Akşam yemek için istikamet Kaş merkezdeki Müpptela. 3 kebap, 3 meze ve içeçekler toplam 190₺. Ayrıca bir duble rakı ve şalgam 35₺. Yemekler ve mezeler puanlama açısından 9/10. Gayet keyifli bir şekilde yemek yiyebilir ve yemek sonunda mutlu olabilirsiniz. İşletme çalışanlarının tavırları çok güzeldi. Kaliteli bir yer olduğunu görebilirsiniz. 1 puanın sebebi ise Müpptela’dan daha güzel bir yere gitmiş olmam. Yoksa 10/10 verebilirdim.

Yemekten sonra Dolce Vita isimli dondurmacıya gittik. 4 top 16₺. Ama dondurmasını beğenmedim zaten yiyemedim de. Bunun yerine sahil tarafında kalan yerde çay bahçesinin karşısında bir dondurmacı var. İsmini unuttum ama tava dondurma yapıyorlar. Hem çalışanların ilgisi hem de dondurmanın lezzeti çok güzeldi. Ben böğürtlenli aldım iki seferde de ve tadını çokkk beğendim.

3. Gün: Sabah evde kahvaltı yapıp Akçagerme Plajı’na geldik. Kaş merkeze 10 dk civarında. Şezlong-şemsiye 15₺. Özel locaları var onların fiyatı 60₺. Zemin halk plajındaki gibi eğimli değil normal ama halk plajına göre daha dağınık ve daha kirli. Hamburger menü 25₺. Diğer menüler de bu civarda. Hamburgeri fena değil. Tuvaletleri temiz ve büyük. İki türlü de tuvalet var ayrıca bebek altı değişim yeri de mevcut. 


Denizden sonra sırada Demredeki Myra Antik Kenti var. Giriş ücretli 70₺ ama müzekart varsa ücretsiz girebiliyorsunuz. Müzekart için kimliğiniz ve eğer öğrenciyseniz öğrenci kartı yeterli. Hemen çıkıyor. Öğrenci Müzekart 30 yetişkin Müzekart 70₺. 

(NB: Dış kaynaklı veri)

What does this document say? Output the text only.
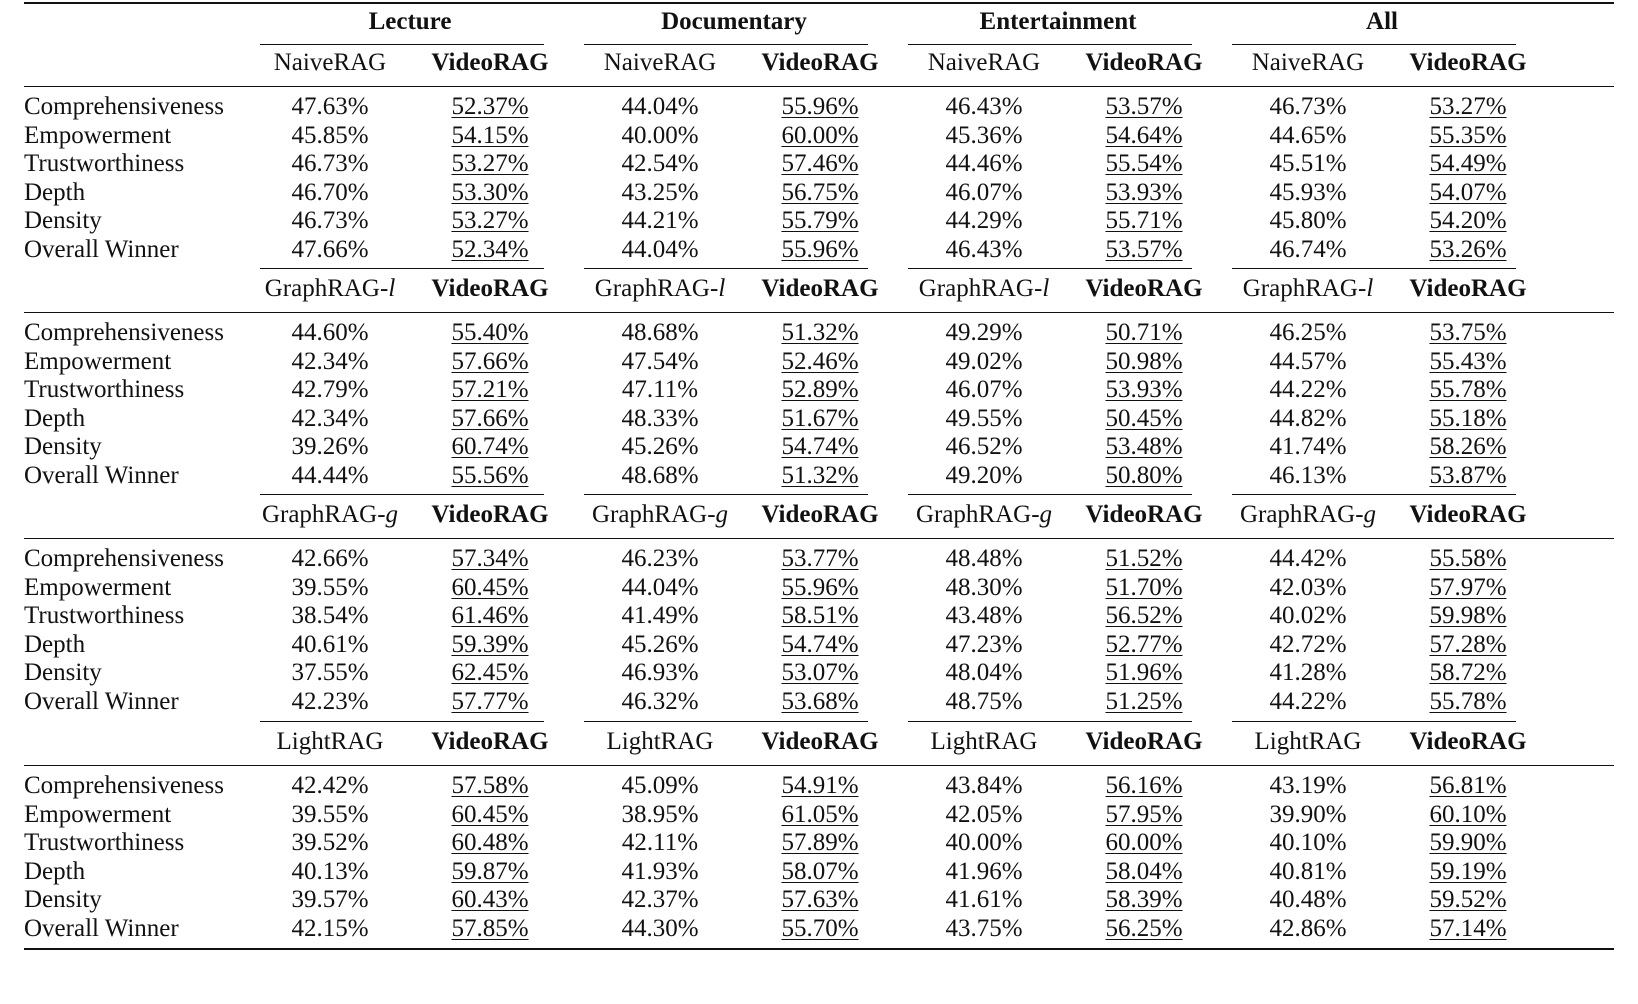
Lecture	Documentary	Entertainment	All
NaiveRAG	VideoRAG	NaiveRAG	VideoRAG	NaiveRAG	VideoRAG	NaiveRAG	VideoRAG
Comprehensiveness	47.63%	52.37%	44.04%	55.96%	46.43%	53.57%	46.73%	53.27%
Empowerment	45.85%	54.15%	40.00%	60.00%	45.36%	54.64%	44.65%	55.35%
Trustworthiness	46.73%	53.27%	42.54%	57.46%	44.46%	55.54%	45.51%	54.49%
Depth	46.70%	53.30%	43.25%	56.75%	46.07%	53.93%	45.93%	54.07%
Density	46.73%	53.27%	44.21%	55.79%	44.29%	55.71%	45.80%	54.20%
Overall Winner	47.66%	52.34%	44.04%	55.96%	46.43%	53.57%	46.74%	53.26%
GraphRAG-l	VideoRAG	GraphRAG-l	VideoRAG	GraphRAG-l	VideoRAG	GraphRAG-l	VideoRAG
Comprehensiveness	44.60%	55.40%	48.68%	51.32%	49.29%	50.71%	46.25%	53.75%
Empowerment	42.34%	57.66%	47.54%	52.46%	49.02%	50.98%	44.57%	55.43%
Trustworthiness	42.79%	57.21%	47.11%	52.89%	46.07%	53.93%	44.22%	55.78%
Depth	42.34%	57.66%	48.33%	51.67%	49.55%	50.45%	44.82%	55.18%
Density	39.26%	60.74%	45.26%	54.74%	46.52%	53.48%	41.74%	58.26%
Overall Winner	44.44%	55.56%	48.68%	51.32%	49.20%	50.80%	46.13%	53.87%
GraphRAG-g	VideoRAG	GraphRAG-g	VideoRAG	GraphRAG-g	VideoRAG	GraphRAG-g	VideoRAG
Comprehensiveness	42.66%	57.34%	46.23%	53.77%	48.48%	51.52%	44.42%	55.58%
Empowerment	39.55%	60.45%	44.04%	55.96%	48.30%	51.70%	42.03%	57.97%
Trustworthiness	38.54%	61.46%	41.49%	58.51%	43.48%	56.52%	40.02%	59.98%
Depth	40.61%	59.39%	45.26%	54.74%	47.23%	52.77%	42.72%	57.28%
Density	37.55%	62.45%	46.93%	53.07%	48.04%	51.96%	41.28%	58.72%
Overall Winner	42.23%	57.77%	46.32%	53.68%	48.75%	51.25%	44.22%	55.78%
LightRAG	VideoRAG	LightRAG	VideoRAG	LightRAG	VideoRAG	LightRAG	VideoRAG
Comprehensiveness	42.42%	57.58%	45.09%	54.91%	43.84%	56.16%	43.19%	56.81%
Empowerment	39.55%	60.45%	38.95%	61.05%	42.05%	57.95%	39.90%	60.10%
Trustworthiness	39.52%	60.48%	42.11%	57.89%	40.00%	60.00%	40.10%	59.90%
Depth	40.13%	59.87%	41.93%	58.07%	41.96%	58.04%	40.81%	59.19%
Density	39.57%	60.43%	42.37%	57.63%	41.61%	58.39%	40.48%	59.52%
Overall Winner	42.15%	57.85%	44.30%	55.70%	43.75%	56.25%	42.86%	57.14%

 Akşam yemek için rota ise Üzüm kızıydı. Mezeleri  mükemmelllll. Özellikle specialleri kalamar kıymalı olan mezesi harikaydı. Mekan süper çalışanların ilgisi 4/4. Mezeler o kadar doyurucu ki söylediğim yemeği iptal ettim. Ama eminim başta balık olmak üzere ana yemekleri de harikaydı. Önceden yer ayırmanızda fayda var. Kalabalık zamanlarda yer bulamayabilirsiniz. Deniz manzarası ve güzel ortamıyla, mükemmel mezeleri ve harika çalışanları nedeniyle 10/10 luk bir yer. Giden herkese tavsiyemdir. Fiyatlar için fişin fotoğrafını koydum.


Üzüm Kızı


Lily's Corner Pizza
Kaputaş
4. Gün: Evde kahvaltı yapıp bu sefer Kaputaş plajına gittik. Şezlong-şemsiye 20₺. Tost-içecek ise 25 küsür ₺. Çoğunluğun fotoğrafının olduğu yer yolun kenarında bir tane kaya. Buraya çok erken gelmek gerekiyor. Hem araca yer bulmak için hem şezlong için. Sabah bile çok kalabalıktı öğleden sonra ise inanılmaz kalabalıktı. İnsanlar şezlong sırası bekliyordu. Saat vermem gerekirse en geç 9 da burada olunmalı. Sonrasında hep bir şeyleri kapmak için uğraşırsınız. Denizi aşırı dalgalı. Yüzmek çok zor sizi hemen kıyıya atıyor. Kalın kum plaj. Ben taş plajları daha çok seviyorum. Kumların her yerime yapışmasından hoşlanmıyorum. Onun dışında her türden insan var ve bazıları rahatsız edici. Denizde birine çarpmadan yüzmek mümkün değil aşırı kalabalık. Ben denizde kalabalık yerleri sevmediğimden dolayı genel kanının aksine burayı hiç ama hiç sevmedim. İsmi aşırı abartılmış bir yer. Halk plajları, Akçagerme plajı Kaputaştan bin kat daha güzel. Üstelik ben bayramda ya da yaz tatilinde gitmedim. Kalabalık olmasının dışında denizi de güzel değildi. Yani muhtemelen bir daha gitmem. 

Seyirlik
Seyirlik

   Akşam yemeğinde ise Lily’s Cornerden pizza alıp Kaş Panaroma Seyirlik’e çıktık. Paket yaptırıp gitmemizi istemedi pizza yapan arkadaş. Nedeni ise tadının biz gidene kadar değişebileceğinden korkmasıydı. Ama biraz soğumuş da olsa pizza harikaydı. Bence bir gün ayırıp burada pizza yenilebilir. 1 pizza 8 dilim 32₺. 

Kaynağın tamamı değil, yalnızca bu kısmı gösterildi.